- Born: Dubach, Louisiana
- Education: Grambling State University University of California, Los Angeles
- Employer(s): Cisco Systems Texas Instruments

= Dixie Garr =

American computer engineer

Dixie Tyran Garr (born 1956) is an American computer engineer who served as Vice President at Cisco Systems and Head of Software Engineering at Texas Instruments.

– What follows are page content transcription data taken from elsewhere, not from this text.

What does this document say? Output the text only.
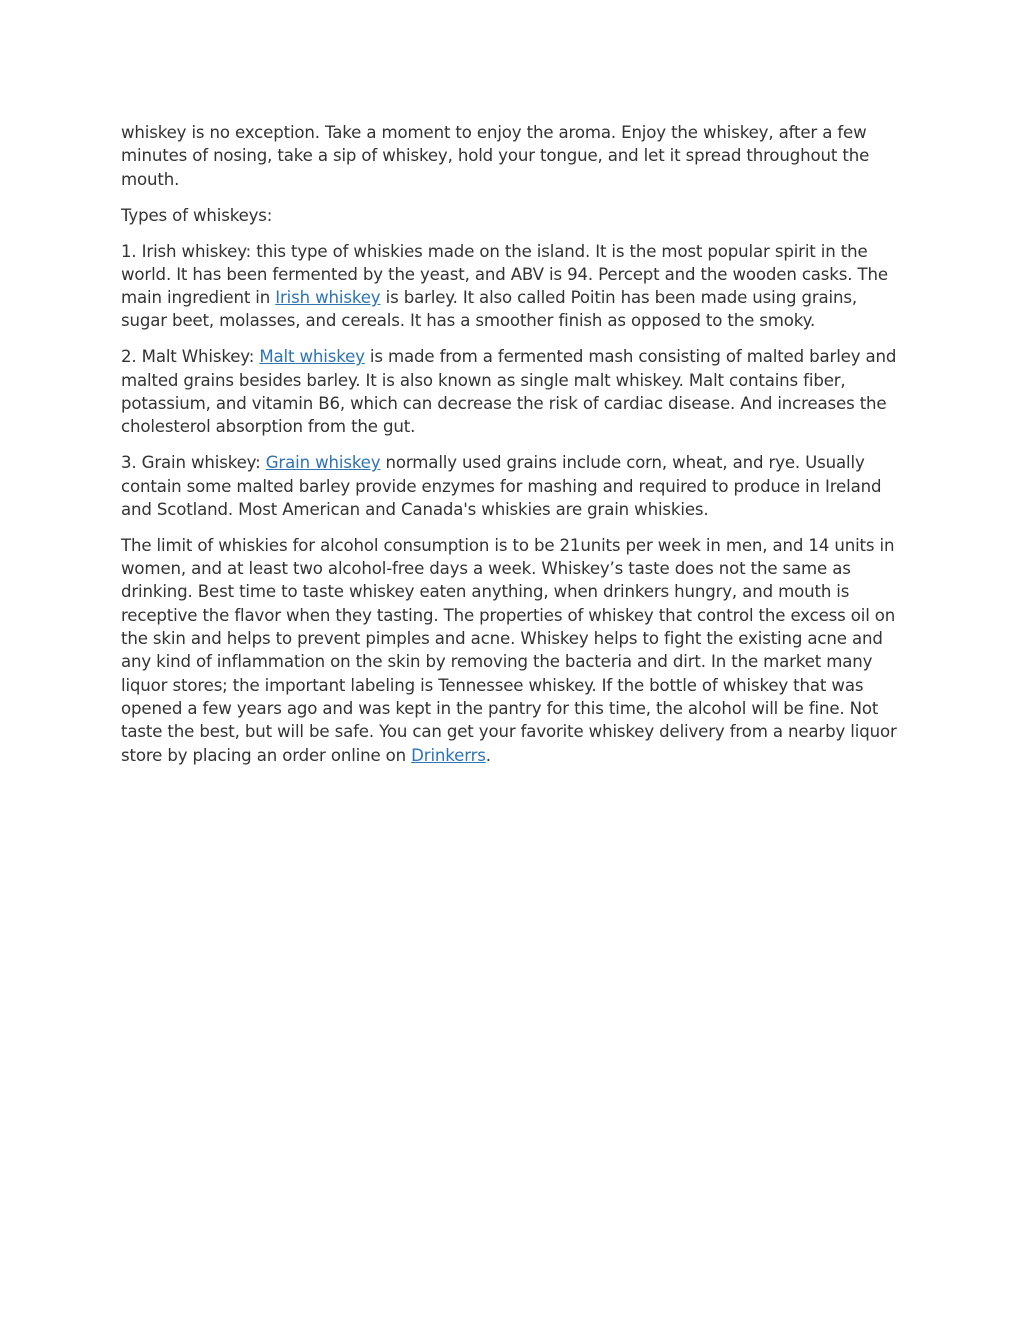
whiskey is no exception. Take a moment to enjoy the aroma. Enjoy the whiskey, after a few minutes of nosing, take a sip of whiskey, hold your tongue, and let it spread throughout the mouth.

Types of whiskeys:

1. Irish whiskey: this type of whiskies made on the island. It is the most popular spirit in the world. It has been fermented by the yeast, and ABV is 94. Percept and the wooden casks. The main ingredient in Irish whiskey is barley. It also called Poitin has been made using grains, sugar beet, molasses, and cereals. It has a smoother finish as opposed to the smoky.

2. Malt Whiskey: Malt whiskey is made from a fermented mash consisting of malted barley and malted grains besides barley. It is also known as single malt whiskey. Malt contains fiber, potassium, and vitamin B6, which can decrease the risk of cardiac disease. And increases the cholesterol absorption from the gut.

3. Grain whiskey: Grain whiskey normally used grains include corn, wheat, and rye. Usually contain some malted barley provide enzymes for mashing and required to produce in Ireland and Scotland. Most American and Canada's whiskies are grain whiskies.

The limit of whiskies for alcohol consumption is to be 21units per week in men, and 14 units in women, and at least two alcohol-free days a week. Whiskey’s taste does not the same as drinking. Best time to taste whiskey eaten anything, when drinkers hungry, and mouth is receptive the flavor when they tasting. The properties of whiskey that control the excess oil on the skin and helps to prevent pimples and acne. Whiskey helps to fight the existing acne and any kind of inflammation on the skin by removing the bacteria and dirt. In the market many liquor stores; the important labeling is Tennessee whiskey. If the bottle of whiskey that was opened a few years ago and was kept in the pantry for this time, the alcohol will be fine. Not taste the best, but will be safe. You can get your favorite whiskey delivery from a nearby liquor store by placing an order online on Drinkerrs.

== Early life and education ==
Garr was born in Dubach, Louisiana. She was the youngest of her eight brothers and sisters, and graduated top of her class. She graduated summa cum laude with a degree in computer science from Grambling State University in 1975. During her college degree she interned at General Motors. She was a graduate student at University of California, Los Angeles, where she worked as a Hughes Aircraft Company Fellow. She earned a PhD in computer science and engineering, before joining Hughes Aircraft Company as an engineer.

== Career ==
Garr moved to Texas Instruments in 1981.

Garr worked at TI for almost twenty years. She held several leadership positions at TI, including advanced development manager, manager of the Information Technology group and manager of digital imaging. She was the first African-American Level 3 Director of software engineering at TI. At TI Garr launched a minority leadership program that included guest speakers, a sponsorship scheme and professional development for people from minoritised backgrounds. In 1997 Garr was named the "Black Engineer of the Year in Industry" by the council of engineering deans at historically black colleges and universities. She attended the Stanford University Executive Program. Garr returned to TI to lead the engineering teams working on programmes in defence and communications.

In 1998 Garr was recruited by Cisco Systems. At Cisco Garr led teams that looked after customer satisfaction and corporate quality.